管理とは、人がやるべき事をきちんとしているかを監督すること。伝統的な「監督」の考え方は、従業員は誰かに見張られていなければまじめに仕事をしなかったり、間違いを犯したりするという恐れに基づいている。
「管理者」は後ろに向かって進み、自分の軍隊の誰かが行進を乱していないかに目を光らせる。後ろ向きに行進しているので地平線の向こうを見ることはできないのだ。
一方の「リーダー」は、自分のチームと自分自身を信頼しており、皆が後ろに付き従ってくれることを確信しながら、正面を見据えて自信を持ち前進する。信頼ができる人を雇い、監督は最小限にとどめて自由に力を発揮させるだけの自信がある。

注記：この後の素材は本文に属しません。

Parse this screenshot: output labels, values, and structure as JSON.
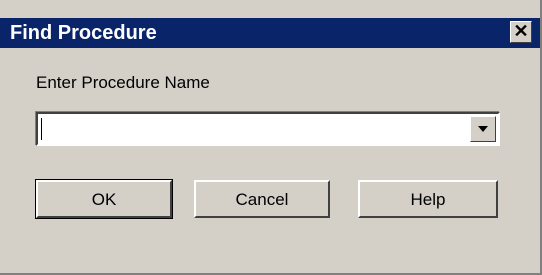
{
  "window": {
    "title": "Find Procedure",
    "close_glyph": "✕"
  },
  "prompt": {
    "label": "Enter Procedure Name"
  },
  "procedure_combo": {
    "value": "",
    "arrow_icon": "chevron-down-icon"
  },
  "buttons": {
    "ok_label": "OK",
    "cancel_label": "Cancel",
    "help_label": "Help"
  },
  "colors": {
    "titlebar": "#0a246a",
    "face": "#d4d0c8"
  }
}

管理者は、信頼に身を任せることができない。神経質かつ批判的で、警戒を怠れば悲惨な結果が自分に振りかかると思い込んでいる。
管理職の恐怖心は放置され続けている大きな問題点であり、ビジョンや創造性、協調性、収益力を企業から奪っている。
恐れを抱いている管理者の思考を、自信にあふれたリーダーのものに変えることは難しい。私たちも、恐怖に基づいた管理法を刷り込まれているので、その他にも人々を統率する方法があるということに気付かない。

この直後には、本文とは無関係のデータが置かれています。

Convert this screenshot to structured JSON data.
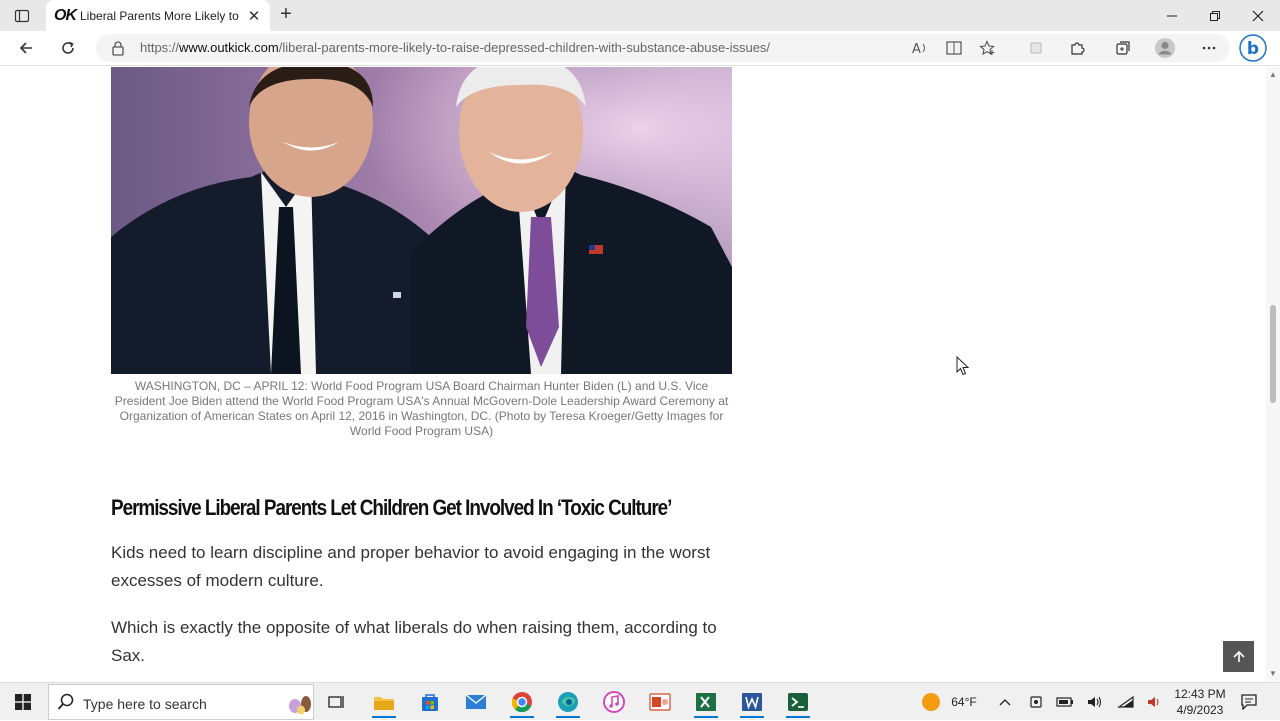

だが方針や規則でがんじがらめにせずとも、人々の統率は可能だ。そのためには、人々を意思決定のプロセスに巻き込み、力を合わせて素晴らしい成果を出そうと励ますことだ。
人は本来、創造的で協調性があるものだが、毎日あるいは毎週行われる無意味な評価や順位付けがそれを阻害している。
以下に、あなたの上司が管理者だがリーダーではないことを見分ける10の特徴を紹介する。

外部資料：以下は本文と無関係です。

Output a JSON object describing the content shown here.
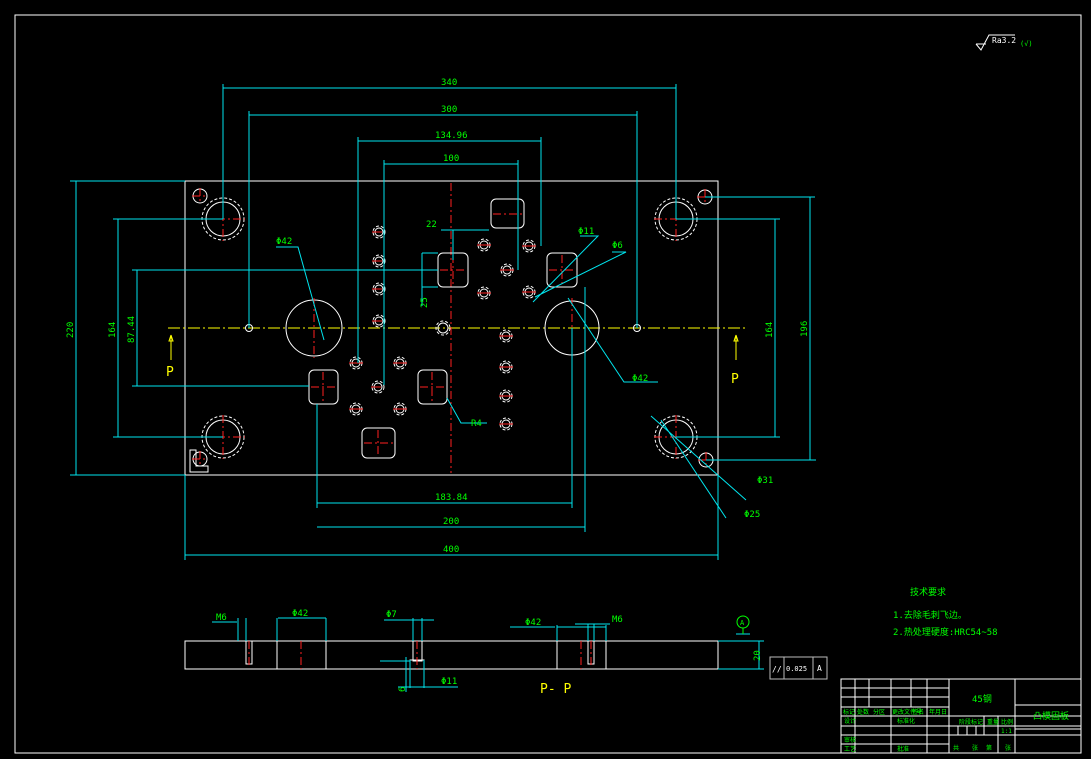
{
  "drawing": {
    "roughness": "Ra3.2",
    "roughness_note": "(√)",
    "colors": {
      "outline": "#ffffff",
      "dimension": "#00e5ee",
      "text": "#00ff00",
      "centerline": "#ff2020",
      "section_line": "#ffff00"
    },
    "plan_dims": {
      "d340": "340",
      "d300": "300",
      "d134": "134.96",
      "d100": "100",
      "d220": "220",
      "d164l": "164",
      "d87": "87.44",
      "d164r": "164",
      "d196": "196",
      "d183": "183.84",
      "d200": "200",
      "d400": "400",
      "d22": "22",
      "d25": "25"
    },
    "plan_labels": {
      "phi42_left": "Φ42",
      "phi11": "Φ11",
      "phi6": "Φ6",
      "phi42_right": "Φ42",
      "r4": "R4",
      "phi31": "Φ31",
      "phi25": "Φ25",
      "p_left": "P",
      "p_right": "P"
    },
    "section": {
      "title": "P- P",
      "m6_left": "M6",
      "phi42_left": "Φ42",
      "phi7": "Φ7",
      "phi42_right": "Φ42",
      "m6_right": "M6",
      "phi11": "Φ11",
      "depth6": "6",
      "thickness": "20",
      "datum": "A"
    },
    "tolerance": {
      "symbol": "//",
      "value": "0.025",
      "datum": "A"
    },
    "requirements": {
      "title": "技术要求",
      "item1": "1.去除毛刺飞边。",
      "item2": "2.热处理硬度:HRC54~58"
    },
    "title_block": {
      "material": "45钢",
      "part_name": "凸模固板",
      "headers": [
        "标记",
        "处数",
        "分区",
        "更改文件号",
        "签名",
        "年月日"
      ],
      "designer": "设计",
      "standard": "标准化",
      "review": "审核",
      "process": "工艺",
      "approve": "批准",
      "stage": "阶段标记",
      "weight": "重量",
      "scale": "比例",
      "scale_value": "1:1",
      "sheets": [
        "共",
        "张",
        "第",
        "张"
      ]
    }
  }
}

1. 決定を下す前にチームに意見を求めない。自分の権力を誰にも分け与えたくない。他の意見を聞かずに決定を下す権限こそが自分の力の源だと思っている。
2. 部下の努力や業績を認めない。ゆるぎない力関係を保ちたいがために、チームメートを認め感謝することを恐れる。
3. 間違いを認められない。上司が間違っていることを全員が知っていても、言い出せない雰囲気を周囲に作り出している。部下は上司が間違っていないふりをし、上司もそう信じているふりをする。
4. 反対意見、あるいは丁寧な議論でさえも受け入れられない。
5. 部下からのアドバイスは誰もいない密室で1対1でなければ聞き入れられない。